Thanks to Product Gym, I made the successful transition to product management and landed multiple PM job offers.
Highlighting the product management portions of my project engineering experience. Even in one of my interviews right before I started Product Gym, the interviewer said that I sounded good, but lacked the product experience that they were looking for, even though that I essentially owned products. To them, it was project engineering and not product management.
After working with Product Gym, I learned how to frame my background in the right way, so that others understood what it was and how it related to product management. The second thing was understanding how to sell myself a little better. How to not necessarily do the back-and-forth types of interviews and control the interview, so I can highlight my strengths instead of my weaknesses.

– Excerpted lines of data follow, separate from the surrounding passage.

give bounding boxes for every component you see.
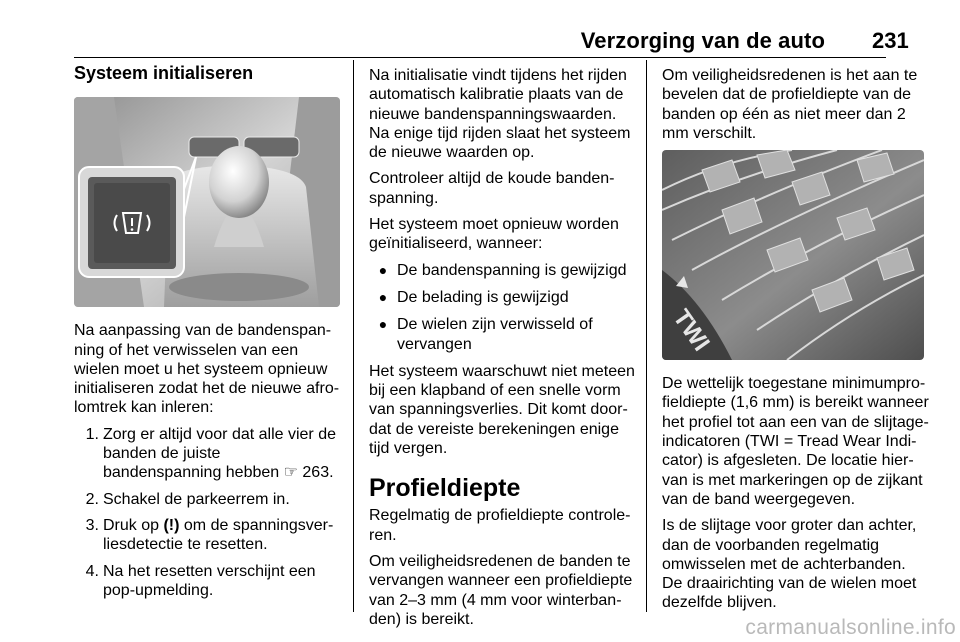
column-divider-right bbox=[646, 60, 647, 612]
step-number: 4. bbox=[85, 562, 99, 580]
column-divider-left bbox=[353, 60, 354, 612]
section-heading: Profieldiepte bbox=[369, 474, 521, 503]
step-text-pre: Druk op bbox=[103, 516, 164, 534]
bullet-text: De belading is gewijzigd bbox=[397, 288, 569, 306]
tire-twi-label: TWI bbox=[667, 304, 715, 357]
paragraph: Om veiligheidsredenen de banden te vervangen wanneer een profieldiepte van 2–3 mm (4 mm voor winterbanden) is bereikt. bbox=[369, 552, 633, 628]
paragraph: Om veiligheidsredenen is het aan te bevelen dat de profieldiepte van de banden op één as niet meer dan 2 mm verschilt. bbox=[662, 67, 918, 142]
step-number: 1. bbox=[85, 425, 99, 443]
page-number: 231 bbox=[872, 28, 909, 53]
console-tpms-button-illustration bbox=[74, 97, 340, 307]
step-text: Na het resetten verschijnt een pop-upmelding. bbox=[103, 562, 316, 599]
paragraph: Het systeem waarschuwt niet meteen bij een klapband of een snelle vorm van spanningsverlies. Dit komt doordat de vereiste berekeningen enige tijd vergen. bbox=[369, 362, 635, 458]
step-text-post: om de spanningsverliesdetectie te resetten. bbox=[103, 516, 334, 554]
step-number: 3. bbox=[85, 516, 99, 534]
list-item bbox=[369, 261, 637, 280]
list-item bbox=[369, 288, 637, 307]
bullet-list bbox=[369, 261, 637, 354]
steps-list bbox=[74, 425, 342, 600]
right-column bbox=[662, 66, 930, 620]
intro-paragraph: Na aanpassing van de bandenspanning of het verwisselen van een wielen moet u het systeem opnieuw initialiseren zodat het de nieuwe afrolomtrek kan inleren: bbox=[74, 322, 340, 417]
bullet-text: De bandenspanning is gewijzigd bbox=[397, 261, 627, 279]
bullet-icon: ● bbox=[378, 316, 388, 333]
tire-tread-wear-indicator-illustration bbox=[662, 150, 924, 360]
list-item bbox=[74, 425, 342, 483]
paragraph: De wettelijk toegestane minimumprofieldiepte (1,6 mm) is bereikt wanneer het profiel tot aan een van de slijtage-indicatoren (TWI = Tread Wear Indicator) is afgesleten. De locatie hiervan is met markeringen op de zijkant van de band weergegeven. bbox=[662, 375, 929, 508]
step-text bbox=[103, 516, 342, 555]
tpms-icon: (!) bbox=[163, 516, 180, 534]
middle-column bbox=[369, 66, 637, 636]
step-number: 2. bbox=[85, 490, 99, 508]
paragraph: Het systeem moet opnieuw worden geïnitialiseerd, wanneer: bbox=[369, 216, 619, 253]
left-column bbox=[74, 64, 342, 607]
paragraph: Is de slijtage voor groter dan achter, dan de voorbanden regelmatig omwisselen met de achterbanden. De draairichting van de wielen moet dezelfde blijven. bbox=[662, 517, 917, 612]
step-text: Zorg er altijd voor dat alle vier de banden de juiste bandenspanning hebben ☞ 263. bbox=[103, 425, 336, 482]
list-item bbox=[74, 516, 342, 555]
list-item bbox=[74, 490, 342, 509]
page-header-title: Verzorging van de auto bbox=[580, 28, 825, 53]
list-item bbox=[74, 562, 342, 601]
section-title: Systeem initialiseren bbox=[74, 63, 254, 83]
list-item bbox=[369, 315, 637, 354]
bullet-icon: ● bbox=[378, 261, 388, 278]
paragraph: Na initialisatie vindt tijdens het rijden automatisch kalibratie plaats van de nieuwe bandenspanningswaarden. Na enige tijd rijden slaat het systeem de nieuwe waarden op. bbox=[369, 67, 631, 162]
bullet-text: De wielen zijn verwisseld of vervangen bbox=[397, 316, 593, 353]
paragraph: Controleer altijd de koude bandenspanning. bbox=[369, 170, 615, 207]
bullet-icon: ● bbox=[378, 288, 388, 305]
watermark: carmanualsonline.info bbox=[745, 616, 956, 639]
step-text: Schakel de parkeerrem in. bbox=[103, 490, 290, 508]
paragraph: Regelmatig de profieldiepte controleren. bbox=[369, 507, 631, 544]
header-rule bbox=[74, 57, 886, 58]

12 a week has been my average. I’ve done more than 50 interviews since I started on February 15, 2021 and we’re currently in April 5, 2021. The first two weeks was me figuring out my resume. I’ve filled out about just under 1,000 applications and I’ve gotten 50 interviews out of it.
It makes interviewing a lot easier when all your eggs aren’t in one basket. It’s really nice because you can go in [to interviews] and you can ask the questions that you might be too nervous to ask otherwise and know that even if it doesn’t go well, you’re alright and you’ve got a bunch of other ones coming through the line. You’re not waiting on just one employer to get back to you. If they get back to you, then great, but if you don’t, it’s fine. You could have five other ones [companies] talking with you right now, so it feels like you’re negotiating from a position of power.